第七十七話 でももあさってもないのじゃ

「なんじゃこれは……まるで地獄じゃの」


 それはまだ始まりに過ぎなかったんだ。

 

 ぶぉっと空気が揺らぎ、その音の先を見ると大妖ハデスが四本の腕を持ち上げ、のけぞっている。

 ドォォォンッという爆音とともに、その指先を勢いよく地面に打ちつけた。


 見る見るうちにそののめり込んだ拳から、真っ黒い管がまっすぐ伸びていく。それはたちまち竜宮城を抜けて、枝分かれしながら、王都エテルネルの城下に広がっていった。

 


 街道の石畳がめくれ上がっていく。

 街道を蹂躙じゅうりんした血管は、シュウシュウと赤黒い蒸気を吐きながら、そこら中をのたうちまわった。


「……だぁ」

「うわぁ……」


 時折吹き付ける風に乗って悲鳴が流れてくる。


 ワルレー軍卿が口元をハンカチで押さえながら

「大妖ハデスが自らの血管を伸ばして、瘴気をばら撒いているのだ」

 と、くぐもった声で答えてくれた。


「伝承によれば、アレを吸い込んだ者どもは正気を失い、見る者全てが襲いかかってくる敵に見えるという。そして互いに殺し合い憎しみが地を満たす」

 つまり――と顔を歪めた。


「憎悪に満たされた魂が出来上がる。それを喰らうのが大妖ハデスだ」


 とそそり立つその元凶をおぞましげに見上げた。

 大妖ハデスが現れたのは、竜宮城の兵部のあったあたりだ。その地下の神殿から地表を突き破って出てきたから、オレたちのいる物見櫓ものみやぐらからはほんの二、三十メートルも離れていない。


 ときどきみじろぎする化け物が、首を回して禍々しい嗤いを浮かべるものだから、こちらも生きた心地がしない。

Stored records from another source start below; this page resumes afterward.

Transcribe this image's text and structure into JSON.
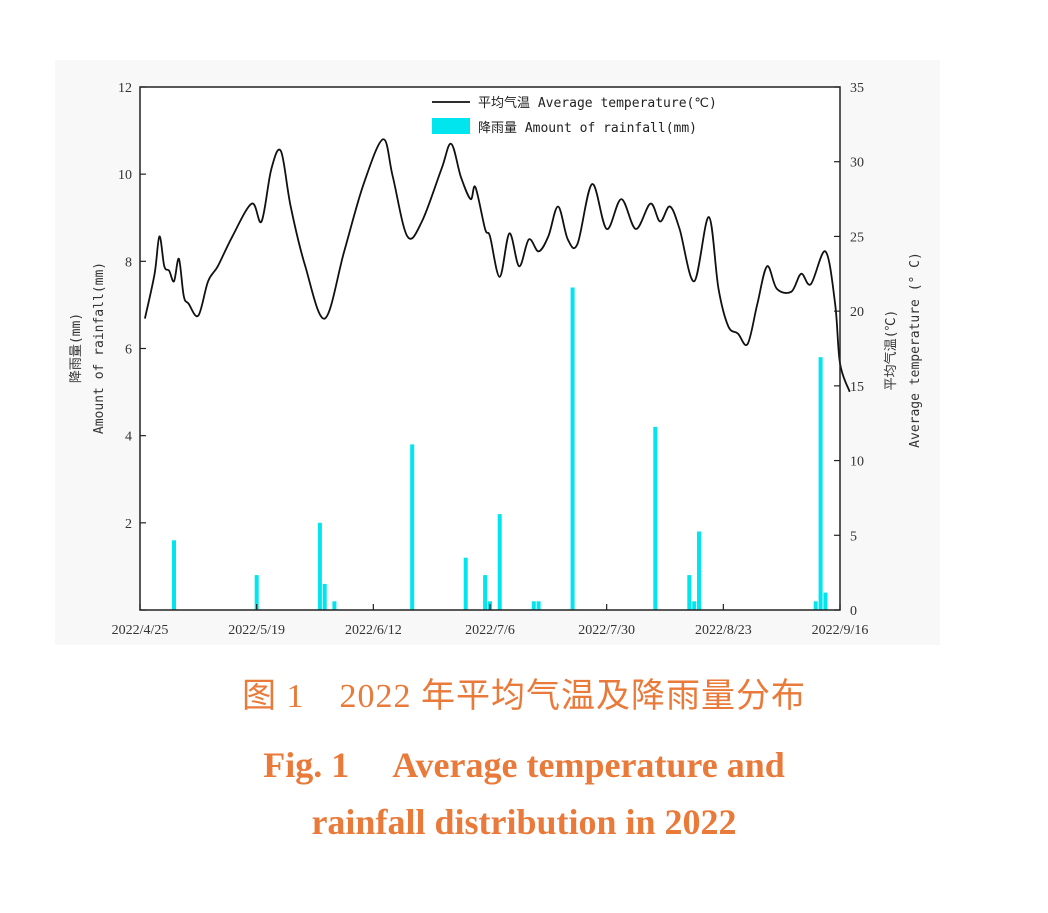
{
  "caption": {
    "zh": "图 1　2022 年平均气温及降雨量分布",
    "en_line1": "Fig. 1　 Average temperature and",
    "en_line2": "rainfall distribution in 2022"
  },
  "chart_data": {
    "type": "bar+line",
    "x_ticks": [
      "2022/4/25",
      "2022/5/19",
      "2022/6/12",
      "2022/7/6",
      "2022/7/30",
      "2022/8/23",
      "2022/9/16"
    ],
    "xlim": [
      "2022-04-25",
      "2022-09-16"
    ],
    "y_left": {
      "label_zh": "降雨量(mm)",
      "label_en": "Amount of rainfall(mm)",
      "ylim": [
        0,
        12
      ],
      "ticks": [
        "",
        "2",
        "4",
        "6",
        "8",
        "10",
        "12"
      ]
    },
    "y_right": {
      "label_zh": "平均气温(℃)",
      "label_en": "Average temperature (° C)",
      "ylim": [
        0,
        35
      ],
      "ticks": [
        "0",
        "5",
        "10",
        "15",
        "20",
        "25",
        "30",
        "35"
      ]
    },
    "legend": {
      "position": "top-right",
      "line_label": "平均气温 Average temperature(℃)",
      "bar_label": "降雨量 Amount of rainfall(mm)"
    },
    "colors": {
      "line": "#111111",
      "bar": "#00e5ee"
    },
    "rainfall_series": {
      "name": "降雨量 Amount of rainfall(mm)",
      "points": [
        {
          "date": "2022-05-02",
          "value": 1.6
        },
        {
          "date": "2022-05-19",
          "value": 0.8
        },
        {
          "date": "2022-06-01",
          "value": 2.0
        },
        {
          "date": "2022-06-02",
          "value": 0.6
        },
        {
          "date": "2022-06-04",
          "value": 0.2
        },
        {
          "date": "2022-06-20",
          "value": 3.8
        },
        {
          "date": "2022-07-01",
          "value": 1.2
        },
        {
          "date": "2022-07-05",
          "value": 0.8
        },
        {
          "date": "2022-07-06",
          "value": 0.2
        },
        {
          "date": "2022-07-08",
          "value": 2.2
        },
        {
          "date": "2022-07-15",
          "value": 0.2
        },
        {
          "date": "2022-07-16",
          "value": 0.2
        },
        {
          "date": "2022-07-23",
          "value": 7.4
        },
        {
          "date": "2022-08-09",
          "value": 4.2
        },
        {
          "date": "2022-08-16",
          "value": 0.8
        },
        {
          "date": "2022-08-17",
          "value": 0.2
        },
        {
          "date": "2022-08-18",
          "value": 1.8
        },
        {
          "date": "2022-09-11",
          "value": 0.2
        },
        {
          "date": "2022-09-12",
          "value": 5.8
        },
        {
          "date": "2022-09-13",
          "value": 0.4
        }
      ]
    },
    "temperature_series": {
      "name": "平均气温 Average temperature(℃)",
      "points": [
        {
          "date": "2022-04-26",
          "value": 19.5
        },
        {
          "date": "2022-04-28",
          "value": 22.5
        },
        {
          "date": "2022-04-29",
          "value": 25.0
        },
        {
          "date": "2022-04-30",
          "value": 23.0
        },
        {
          "date": "2022-05-01",
          "value": 22.7
        },
        {
          "date": "2022-05-02",
          "value": 22.0
        },
        {
          "date": "2022-05-03",
          "value": 23.5
        },
        {
          "date": "2022-05-04",
          "value": 21.0
        },
        {
          "date": "2022-05-05",
          "value": 20.5
        },
        {
          "date": "2022-05-07",
          "value": 19.7
        },
        {
          "date": "2022-05-09",
          "value": 22.0
        },
        {
          "date": "2022-05-11",
          "value": 23.0
        },
        {
          "date": "2022-05-14",
          "value": 25.0
        },
        {
          "date": "2022-05-18",
          "value": 27.2
        },
        {
          "date": "2022-05-20",
          "value": 26.0
        },
        {
          "date": "2022-05-22",
          "value": 29.5
        },
        {
          "date": "2022-05-24",
          "value": 30.7
        },
        {
          "date": "2022-05-26",
          "value": 27.0
        },
        {
          "date": "2022-05-29",
          "value": 23.0
        },
        {
          "date": "2022-06-02",
          "value": 19.5
        },
        {
          "date": "2022-06-06",
          "value": 24.0
        },
        {
          "date": "2022-06-10",
          "value": 28.5
        },
        {
          "date": "2022-06-14",
          "value": 31.5
        },
        {
          "date": "2022-06-16",
          "value": 29.0
        },
        {
          "date": "2022-06-19",
          "value": 25.0
        },
        {
          "date": "2022-06-22",
          "value": 26.0
        },
        {
          "date": "2022-06-26",
          "value": 29.5
        },
        {
          "date": "2022-06-28",
          "value": 31.2
        },
        {
          "date": "2022-06-30",
          "value": 29.0
        },
        {
          "date": "2022-07-02",
          "value": 27.5
        },
        {
          "date": "2022-07-03",
          "value": 28.3
        },
        {
          "date": "2022-07-05",
          "value": 25.5
        },
        {
          "date": "2022-07-06",
          "value": 25.0
        },
        {
          "date": "2022-07-08",
          "value": 22.3
        },
        {
          "date": "2022-07-10",
          "value": 25.2
        },
        {
          "date": "2022-07-12",
          "value": 23.0
        },
        {
          "date": "2022-07-14",
          "value": 24.8
        },
        {
          "date": "2022-07-16",
          "value": 24.0
        },
        {
          "date": "2022-07-18",
          "value": 25.0
        },
        {
          "date": "2022-07-20",
          "value": 27.0
        },
        {
          "date": "2022-07-22",
          "value": 24.8
        },
        {
          "date": "2022-07-24",
          "value": 24.5
        },
        {
          "date": "2022-07-27",
          "value": 28.5
        },
        {
          "date": "2022-07-30",
          "value": 25.5
        },
        {
          "date": "2022-08-02",
          "value": 27.5
        },
        {
          "date": "2022-08-05",
          "value": 25.5
        },
        {
          "date": "2022-08-08",
          "value": 27.2
        },
        {
          "date": "2022-08-10",
          "value": 26.0
        },
        {
          "date": "2022-08-12",
          "value": 27.0
        },
        {
          "date": "2022-08-14",
          "value": 25.5
        },
        {
          "date": "2022-08-17",
          "value": 22.0
        },
        {
          "date": "2022-08-20",
          "value": 26.3
        },
        {
          "date": "2022-08-22",
          "value": 21.5
        },
        {
          "date": "2022-08-24",
          "value": 19.0
        },
        {
          "date": "2022-08-26",
          "value": 18.5
        },
        {
          "date": "2022-08-28",
          "value": 17.8
        },
        {
          "date": "2022-08-30",
          "value": 20.5
        },
        {
          "date": "2022-09-01",
          "value": 23.0
        },
        {
          "date": "2022-09-03",
          "value": 21.5
        },
        {
          "date": "2022-09-06",
          "value": 21.3
        },
        {
          "date": "2022-09-08",
          "value": 22.5
        },
        {
          "date": "2022-09-10",
          "value": 21.8
        },
        {
          "date": "2022-09-13",
          "value": 24.0
        },
        {
          "date": "2022-09-15",
          "value": 20.5
        },
        {
          "date": "2022-09-16",
          "value": 16.5
        },
        {
          "date": "2022-09-18",
          "value": 14.6
        }
      ]
    },
    "grid": false
  }
}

 城下には黒い霧のようなものが立ち込めて、パンパァンと、あちこちで同志撃ちをしている銃声が聞こえる。


むごいの」

 と思わずクロウさんが呟いた。


「そろそろこちらにも瘴気が流れてきます」

 結界を展開しているシズ姫から注意がうながされ、太郎さんが見返してうなずいた。


「我らも退避した方が良いでしょう」


 と太郎さんが促したときだ。

 ヴィィィィ――ンッとスズメ蜂の羽音のような重低音が聞こえた。

 それに目を向けると、空にゴマ粒のような黒点がポツポツと現れ、たちまちビー玉ほどの大きさに近づいてくる。


「いかん、飛行籠トンボじゃ。爆撃する気じゃ」

 早う逃げよ、退避じゃ、と皆を押しやる。


 脳裏には正門の櫓ごと破壊されたあの爆撃された風景が蘇っていた。

 ワルレー軍卿とカトー大佐が、流れるように物見櫓のハシゴを降っていく。


「太郎殿、王族の廟の隠し通路までみんなを引率してたも。七郎も連れて行ってたもれ、シズ姫は引き受けますほどに」

 と声をかけると、シズ姫に何かを言いたげに目をやる。

 だが、「太郎殿、すぐに追いつきますゆえに早う」と急かすクロウさんの声に押されるように


「クロウ殿、頼みますぞ」

 と言い残して七郎さんを連れてハシゴを降りていく。


「さぁ、シズ姫も早う」

 と腕ごと振り回して急かすクロウさんに、シズ姫はかぶりを振り舞を続ける。


「皆が退避するまで結界を維持しなくては――」


「馬鹿を申すな、その前に飛行籠トンボの落とす爆弾で焼き殺されてしまうのじゃ」


「でも……」

「でもも、あさってもないのじゃ。どちらに転んでも危ういのなら、逃げるが勝ちじゃ」


 御免ごめんと言うと、シズ姫をあっという間に抱え上げてしまう。ここら辺は『波動を筋肉に通し――』とやっていた成果なのか、信じられないくらいの力を発揮した。


「良いか? シカとつかまれ」


 と言うが早いか、物見櫓の舞台から飛び降りた。